January is when a group of my friends and I participate in our annual NaJuReMoNoMo where we read novels we have never read before. I have always enjoyed this but it is only the last few years that I feel like the reading self I always was.
I was one of those kids who inhaled books. I read everything I could get my hands on. I read a lot when my kids were little and when Brian worked out of town. It helped keep me sane with three little boys running around. And then, slowly, overtime with the pressures of work and teenagers I was reading less. I did try audio books but I still preferred to have the paper in hand.
Somewhere in there, I picked up knitting and my whole life changed. It was just like reading had been. I was inhaling yarn fumes. It was great and I loved it but I was not able to read and knit at the same time. Life changed again and through the darkest times, I could knit. What I could not do was read.
I stopped reading anything at all. I used the January thing to learn to read again in this new life I had to live. I think I made one book the first year. If I recall correctly, it was a Miss Silver mystery by Patricia Wentworth. It took years to get to the point where I could manage more than one or two books a year. In time and after becoming a firm fan of audio books, I have slowly been able to read as I used to.
Because I can knit at the same time.
This year has been a great year of books. I discovered some new authors and read new to me books from authors from longer ago. I read things that made me laugh and cry and some books that made me want to know what the characters did next. All of the list below were absolutely great reads. I don't finish what I am not enjoying. Life is just too short. In between some of these I also stuck in two or three rereads from authors I have loved forever. They are not noted.
In no particular order though the first book read was The Old Vengeful by Anthony Price. It is an older book but if you like Mary Stewart or Helen MacInnes it is a great read.
The Curious Charms of Arthur Pepper by Phaedra Patrick This book has been in my wish list for years. I should have listened sooner and yet in a way I am glad I did not. I was so sorry that it ended and that I would never know what happened next. I will imagine.
The Murder Stone by Charles Todd. This book is outside the author's Ian Rutledge world but is still a wonderful read. If you like the period between World War I and II you will enjoy it. A story of friendship and family and loss and what remains and going on.
The Care and Management of Lies by Jacqueline Winspear. This is another story outside of the Maisie Dobbs canon but talent will out. It is a wonderful book.
The Girl in the Cellar, Poison in the Pen and The Key all by Patricia Wentworth. Three Miss Silver mysteries and all just as good as the others. I may have read the second in the list before but I don't think so. My Kobo showed it as unread.
Glass Houses and Kingdom of the Blind both by Louise Penny. I went on a Gamache binge a few years ago and then I stopped. It was great to be at Three Pines again.

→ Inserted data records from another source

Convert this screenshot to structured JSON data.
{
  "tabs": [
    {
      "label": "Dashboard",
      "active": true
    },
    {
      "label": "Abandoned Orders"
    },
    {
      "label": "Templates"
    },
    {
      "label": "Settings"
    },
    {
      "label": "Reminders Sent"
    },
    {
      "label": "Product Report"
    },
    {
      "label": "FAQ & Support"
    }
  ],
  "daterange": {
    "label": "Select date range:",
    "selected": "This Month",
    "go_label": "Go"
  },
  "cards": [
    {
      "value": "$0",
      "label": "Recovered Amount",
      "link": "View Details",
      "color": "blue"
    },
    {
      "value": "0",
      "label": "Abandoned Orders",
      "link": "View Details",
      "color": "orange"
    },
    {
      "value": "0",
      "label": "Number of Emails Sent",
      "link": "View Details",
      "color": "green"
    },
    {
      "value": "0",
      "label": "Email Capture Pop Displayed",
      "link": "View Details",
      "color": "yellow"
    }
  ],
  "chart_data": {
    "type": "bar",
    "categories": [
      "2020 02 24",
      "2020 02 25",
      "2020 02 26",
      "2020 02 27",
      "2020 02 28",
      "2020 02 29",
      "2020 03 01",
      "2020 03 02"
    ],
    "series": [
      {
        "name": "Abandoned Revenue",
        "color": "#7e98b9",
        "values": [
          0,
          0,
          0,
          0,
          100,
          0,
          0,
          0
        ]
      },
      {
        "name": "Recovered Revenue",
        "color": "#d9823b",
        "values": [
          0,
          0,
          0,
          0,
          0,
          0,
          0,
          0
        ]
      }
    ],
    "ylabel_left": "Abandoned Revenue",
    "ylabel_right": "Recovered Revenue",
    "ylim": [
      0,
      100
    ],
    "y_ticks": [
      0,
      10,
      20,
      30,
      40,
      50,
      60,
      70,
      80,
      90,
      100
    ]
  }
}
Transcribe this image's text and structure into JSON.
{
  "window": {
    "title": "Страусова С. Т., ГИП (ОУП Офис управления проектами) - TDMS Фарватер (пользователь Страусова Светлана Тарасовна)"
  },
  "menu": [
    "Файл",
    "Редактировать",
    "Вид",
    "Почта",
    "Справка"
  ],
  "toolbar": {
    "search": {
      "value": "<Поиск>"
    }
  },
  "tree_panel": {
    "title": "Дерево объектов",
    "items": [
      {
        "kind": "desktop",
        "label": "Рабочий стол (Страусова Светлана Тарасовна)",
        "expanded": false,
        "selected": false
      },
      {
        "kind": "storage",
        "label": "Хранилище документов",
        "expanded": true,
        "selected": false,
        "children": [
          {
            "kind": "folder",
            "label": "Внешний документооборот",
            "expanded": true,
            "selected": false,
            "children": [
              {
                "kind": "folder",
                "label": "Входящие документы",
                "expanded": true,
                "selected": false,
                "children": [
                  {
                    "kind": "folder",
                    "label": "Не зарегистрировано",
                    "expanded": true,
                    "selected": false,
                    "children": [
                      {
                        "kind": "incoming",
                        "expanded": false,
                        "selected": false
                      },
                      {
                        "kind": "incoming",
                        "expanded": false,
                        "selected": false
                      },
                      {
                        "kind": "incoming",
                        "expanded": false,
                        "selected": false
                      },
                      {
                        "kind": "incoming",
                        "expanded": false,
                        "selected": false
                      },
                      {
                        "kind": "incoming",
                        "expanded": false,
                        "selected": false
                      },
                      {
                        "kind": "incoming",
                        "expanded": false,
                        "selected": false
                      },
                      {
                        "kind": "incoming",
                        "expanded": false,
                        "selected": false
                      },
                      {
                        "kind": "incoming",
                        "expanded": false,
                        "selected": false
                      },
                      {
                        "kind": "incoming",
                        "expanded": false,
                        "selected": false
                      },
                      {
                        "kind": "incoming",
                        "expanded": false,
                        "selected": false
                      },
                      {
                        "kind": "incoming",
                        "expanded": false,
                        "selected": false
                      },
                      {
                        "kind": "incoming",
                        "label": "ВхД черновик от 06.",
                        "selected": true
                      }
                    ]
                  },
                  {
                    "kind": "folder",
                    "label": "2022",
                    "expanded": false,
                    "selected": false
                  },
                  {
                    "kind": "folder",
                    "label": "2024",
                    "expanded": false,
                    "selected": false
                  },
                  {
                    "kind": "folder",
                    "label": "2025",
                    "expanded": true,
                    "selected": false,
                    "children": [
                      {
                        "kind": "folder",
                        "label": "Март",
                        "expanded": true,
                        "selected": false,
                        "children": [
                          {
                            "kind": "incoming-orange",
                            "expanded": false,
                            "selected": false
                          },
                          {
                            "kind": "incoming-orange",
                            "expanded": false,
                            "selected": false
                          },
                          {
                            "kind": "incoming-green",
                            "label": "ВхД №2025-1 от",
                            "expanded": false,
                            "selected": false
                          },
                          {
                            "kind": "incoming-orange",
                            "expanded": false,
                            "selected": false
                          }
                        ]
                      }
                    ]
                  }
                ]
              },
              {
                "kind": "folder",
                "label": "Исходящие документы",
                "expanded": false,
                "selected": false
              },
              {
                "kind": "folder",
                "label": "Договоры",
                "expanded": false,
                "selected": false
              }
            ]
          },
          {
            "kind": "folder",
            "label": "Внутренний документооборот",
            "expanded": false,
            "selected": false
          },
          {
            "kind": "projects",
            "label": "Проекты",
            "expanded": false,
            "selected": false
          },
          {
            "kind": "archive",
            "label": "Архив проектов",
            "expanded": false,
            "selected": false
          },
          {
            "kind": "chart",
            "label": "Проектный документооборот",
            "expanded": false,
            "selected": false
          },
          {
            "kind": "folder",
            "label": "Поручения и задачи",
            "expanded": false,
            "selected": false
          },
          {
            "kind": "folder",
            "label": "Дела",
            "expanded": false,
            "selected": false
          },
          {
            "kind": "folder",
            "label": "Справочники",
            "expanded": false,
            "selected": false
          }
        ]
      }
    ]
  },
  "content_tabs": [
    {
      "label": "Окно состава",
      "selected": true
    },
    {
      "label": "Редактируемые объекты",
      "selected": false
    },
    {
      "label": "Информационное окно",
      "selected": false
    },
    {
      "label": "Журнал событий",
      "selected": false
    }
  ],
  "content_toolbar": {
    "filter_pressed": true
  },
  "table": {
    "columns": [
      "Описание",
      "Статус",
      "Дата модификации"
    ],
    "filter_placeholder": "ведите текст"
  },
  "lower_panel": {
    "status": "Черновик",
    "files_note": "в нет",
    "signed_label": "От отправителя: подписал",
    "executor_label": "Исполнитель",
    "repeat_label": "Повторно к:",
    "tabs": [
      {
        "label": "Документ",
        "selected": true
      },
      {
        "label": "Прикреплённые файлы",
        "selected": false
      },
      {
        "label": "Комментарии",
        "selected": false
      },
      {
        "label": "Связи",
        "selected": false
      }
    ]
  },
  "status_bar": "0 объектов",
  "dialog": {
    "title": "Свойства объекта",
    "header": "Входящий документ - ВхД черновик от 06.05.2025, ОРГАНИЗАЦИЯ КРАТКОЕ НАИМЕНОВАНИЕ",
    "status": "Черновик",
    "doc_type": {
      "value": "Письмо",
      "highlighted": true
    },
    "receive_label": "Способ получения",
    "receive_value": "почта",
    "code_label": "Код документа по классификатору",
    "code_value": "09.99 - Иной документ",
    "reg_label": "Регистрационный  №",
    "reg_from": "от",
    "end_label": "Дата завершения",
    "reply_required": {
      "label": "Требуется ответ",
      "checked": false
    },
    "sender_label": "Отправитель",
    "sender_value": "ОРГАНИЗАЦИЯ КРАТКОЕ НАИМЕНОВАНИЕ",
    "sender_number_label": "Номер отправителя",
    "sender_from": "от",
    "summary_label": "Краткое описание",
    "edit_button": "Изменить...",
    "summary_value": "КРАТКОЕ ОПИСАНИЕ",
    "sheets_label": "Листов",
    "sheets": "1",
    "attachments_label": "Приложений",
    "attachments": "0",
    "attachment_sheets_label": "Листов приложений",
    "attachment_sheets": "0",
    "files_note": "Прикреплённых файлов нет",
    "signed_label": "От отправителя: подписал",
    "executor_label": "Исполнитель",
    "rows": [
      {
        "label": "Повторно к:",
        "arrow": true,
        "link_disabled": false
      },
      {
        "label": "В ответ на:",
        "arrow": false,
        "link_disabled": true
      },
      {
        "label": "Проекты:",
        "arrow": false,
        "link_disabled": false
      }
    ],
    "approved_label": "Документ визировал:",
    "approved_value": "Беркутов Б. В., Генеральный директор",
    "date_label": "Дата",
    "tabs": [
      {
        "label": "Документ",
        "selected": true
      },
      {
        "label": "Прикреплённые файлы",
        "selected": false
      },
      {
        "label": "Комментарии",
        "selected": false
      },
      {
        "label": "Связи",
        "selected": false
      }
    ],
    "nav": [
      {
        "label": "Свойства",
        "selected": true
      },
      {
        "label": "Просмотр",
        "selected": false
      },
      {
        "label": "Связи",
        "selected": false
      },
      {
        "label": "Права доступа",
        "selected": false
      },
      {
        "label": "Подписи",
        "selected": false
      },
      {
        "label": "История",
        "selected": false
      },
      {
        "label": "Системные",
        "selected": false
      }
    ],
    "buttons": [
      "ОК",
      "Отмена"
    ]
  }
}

The Widows of Malabar Hill, The Satapur Moonstone, The Bombay Prince all by a new to me author, Sujata Massey. I read the first book in the series last because I did not care for the narrator but after reading the other two, I knew I deserved to read this one too. They are light mysteries but are set in India in the early 1920's and reveal a part of the world and a time and place in history that I did not know much about. I found all three riveting stories and a revelation from an Indian woman's perspective.
The Mistletoe Mystery by Nita Prose. I love Molly the Maid and though this short novella has been out for a while I was saving it for a treat during Januarys novel reading month. It was a treat I deserved.
And last but oh so not least, Vera Wong's Unsolicited Advice for Murderers by Jessse Q Sutanto. This was a suggestion from Audible. I rarely like any of their suggestions. They always want me to read chick lit and I hate that category of book. This was a winner of a suggestion. It was charming and funny aand serious and very enjoyable. A friend read it on my suggestion and found her only disappointment was that the author's next book does not come out till April. I feel exactly the same way. Sutanto has written YA books before and my friend did read a couple of those. She says "well worth it" so they are on my list for the rest of the year.
There is little bit of January remaining and at the moment I am reading The Enigma Game, part of Elizabeth Wein's tour de force series Code Name Verity. After reading the book Code Name Verity, I did not have the heart to bear any more of the pain and sorrow. It was the most emotionally compelling books I have ever read. They are classed as YA fiction but they are all quite simply great books. I have only one left in the series to go, The Rose Code and I hope to read it soon.
And that is it for this January. It has been a wonderful reading challenge and has been a great way to deal with the long dark nights of winter. Between books and knitting I look forward to February, only a few days away now. When March arrives, the back of winter is broken and spring is on its way.